Die Anwältin der Ärztekasse bezweifelt auch, dass die Dermatologin fast nichts mehr verdient, und verlangt, dass ein Buchhaltungsexperte Licht in die finanziellen Verhältnisse bringt. Es gebe bis jetzt keine Unterlagen, die bewiesen, dass die Ärztin nicht mehr arbeite. Im Gegenteil: Nach wie vor sei sie auf der Homepage der Dermatologen aufgeführt und habe von deren Berufsverband vor einem Monat einen Preis für ihr berufliches Engagement erhalten. «Viele Tatsachen sprechen dafür, dass sie erwerbsfähig ist», schliesst die Vertreterin der Krankenkasse.
Das Gericht wird in den nächsten Wochen entscheiden, ob weitere Gutachten einzuholen sind.
Ärzte als Richter in Weiss
Wer beim Gericht eine Forderung geltend macht, muss beweisen, dass er das verlangte Geld zugut hat. So der wichtigste Grundsatz des Beweisrechts. Invalidentaggeld und Invalidenrente setzen eine Erwerbsunfähigkeit voraus. Diese liegt dann vor, wenn das Einkommen aus einer Berufstätigkeit aus gesundheitlichen Gründen ganz oder teilweise wegfällt. Wer gegen eine Versicherung auf die Auszahlung eines Invalidentaggeldes klagt, muss deshalb beweisen, dass sein Einkommen gesunken ist oder ganz wegfiel und dafür gesundheitliche Gründe massgeblich sind.

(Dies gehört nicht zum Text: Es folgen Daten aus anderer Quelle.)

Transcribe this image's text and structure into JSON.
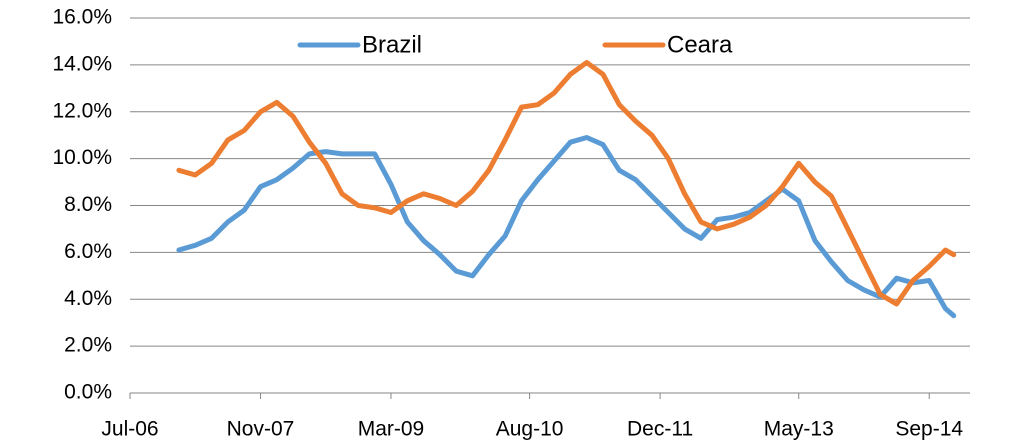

Der Nachweis der krankheitsbedingten Arbeitsunfähigkeit kann praktisch nur mit ärztlichen Gutachten erbracht werden. Wer vor Gericht behauptet, invalid zu sein, muss dies mit solchen Expertisen belegen können. Die Versicherungen ihrerseits beauftragen auch wieder Ärzte, um das Gegenteil zu belegen. Deshalb steht in gerichtlichen Streitigkeiten sehr häufig Aussage gegen Aussage, Expertise gegen Expertise.
Das Gericht behilft sich in solchen Situationen häufig mit einer sogenannten Oberexpertise: Es beauftragt einen weiteren Arzt mit einem Gutachten. Schliesslich entscheidet es in der Regel den Streitfall gestützt auf das Ergebnis dieser selbst eingeholten Fachmeinung. Fazit: Geht es um gesundheitliche Probleme, sind es vor allem die Ärzte, die entscheiden.